Der Grundgedanke der Norm ist, dass der Käufer nur die Versendungskosten (z.B. Porto und Verpackungskosten) zu zahlen hat, nicht aber den internen Geschäftsaufwand des Verkäufers für die Bereitstellung der Ware zur Versendung. Nach der Rechtsprechung des BGH darf der Verwender von AGB für Tätigkeiten, zu denen er gesetzlich oder nebenvertraglich – wie hier im Falle des Versendungskaufs – verpflichtet ist oder die er größtenteils im eigenen Interesse erbringt, grundsätzlich kein zusätzliches Entgelt verlangen. Indem Eventim nun Gebühren für das Ausdrucken von Tickets oder für den sogenannten „Premiumversand“ erhob, wich das Unternehmen von den Grundsätzen des § 448 BGB ab. Im Einzelfall kann das Einbeziehen unterschiedlich hoher Gebühren für verschiedene Versandarten aufgrund eines höheren Geschäftsaufwands in die AGB zwar gerechtfertigt sein, jedoch stellte die Beklagte vorliegend keine Gründe dar, weshalb bei beim automatisierten Ausdrucken eines Tickets am heimischen Computer des Kunden ihr eigener Geschäftsaufwand gesteigert sei oder weshalb der Premiumversand 29,90 EURO kosten solle. Vielmehr vertrat die Beklagte die Auffassung, sie müsse die Grundlagen der Kalkulation nicht preisgeben.

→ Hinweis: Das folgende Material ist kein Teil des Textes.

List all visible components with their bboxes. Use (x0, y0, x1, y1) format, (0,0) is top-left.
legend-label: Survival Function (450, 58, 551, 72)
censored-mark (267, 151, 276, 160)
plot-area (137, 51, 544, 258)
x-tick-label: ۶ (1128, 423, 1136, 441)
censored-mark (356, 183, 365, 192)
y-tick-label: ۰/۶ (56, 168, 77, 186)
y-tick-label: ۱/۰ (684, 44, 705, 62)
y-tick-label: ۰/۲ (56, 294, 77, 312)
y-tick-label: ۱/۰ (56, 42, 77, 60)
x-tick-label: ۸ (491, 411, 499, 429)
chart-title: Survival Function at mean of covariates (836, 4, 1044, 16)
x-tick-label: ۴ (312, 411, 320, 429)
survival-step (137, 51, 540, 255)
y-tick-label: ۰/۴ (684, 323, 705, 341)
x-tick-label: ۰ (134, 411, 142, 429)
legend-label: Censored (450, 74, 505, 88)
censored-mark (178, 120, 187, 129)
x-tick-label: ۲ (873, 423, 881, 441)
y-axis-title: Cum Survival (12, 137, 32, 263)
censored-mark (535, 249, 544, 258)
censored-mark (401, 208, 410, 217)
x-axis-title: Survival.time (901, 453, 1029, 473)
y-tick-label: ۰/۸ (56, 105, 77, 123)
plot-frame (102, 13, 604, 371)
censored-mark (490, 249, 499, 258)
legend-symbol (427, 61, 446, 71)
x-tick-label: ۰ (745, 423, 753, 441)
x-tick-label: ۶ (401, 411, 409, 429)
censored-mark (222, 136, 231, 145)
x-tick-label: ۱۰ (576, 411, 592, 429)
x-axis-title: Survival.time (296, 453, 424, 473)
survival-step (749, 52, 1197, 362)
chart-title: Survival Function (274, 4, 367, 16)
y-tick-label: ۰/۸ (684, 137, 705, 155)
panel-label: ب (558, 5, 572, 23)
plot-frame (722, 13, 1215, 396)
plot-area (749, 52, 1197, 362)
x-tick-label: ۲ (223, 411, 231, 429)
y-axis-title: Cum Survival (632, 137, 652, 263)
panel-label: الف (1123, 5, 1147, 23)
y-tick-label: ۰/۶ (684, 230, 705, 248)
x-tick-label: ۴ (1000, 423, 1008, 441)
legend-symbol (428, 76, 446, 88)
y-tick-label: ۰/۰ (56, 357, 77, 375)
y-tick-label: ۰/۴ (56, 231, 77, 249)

Nach Auffassung des BGH liegt im Ergebnis mithin eine Benachteiligung der Käufer durch die Klauseln aufgrund des Abweichens von dem Grundgedanken des § 448 BGB vor. Daher hat der BGH die Verwendung der Klauseln untersagt.
Eventim hält an Gebühren fest
Die Verbraucherzentrale NRW fordert, dass Eventim die Gebühren an die betroffenen Kunden zurückzahlt. Andernfalls erwägt sie, ihre Gewinnabschöpfungsansprüche gegen Eventim geltend zu machen, damit wenigstens dem Konzern der Gewinn nicht bleibt.
Der Online-Kartenverkäufer beabsichtigt hingegen, zu prüfen, inwieweit Bearbeitungsgebühren weiterhin in den Bestellvorgang implementiert werden können. Dies dann in Form von niedrigeren Beträgen und nur sofern es nach dem Urteil des Bundesgerichtshofs zulässig ist.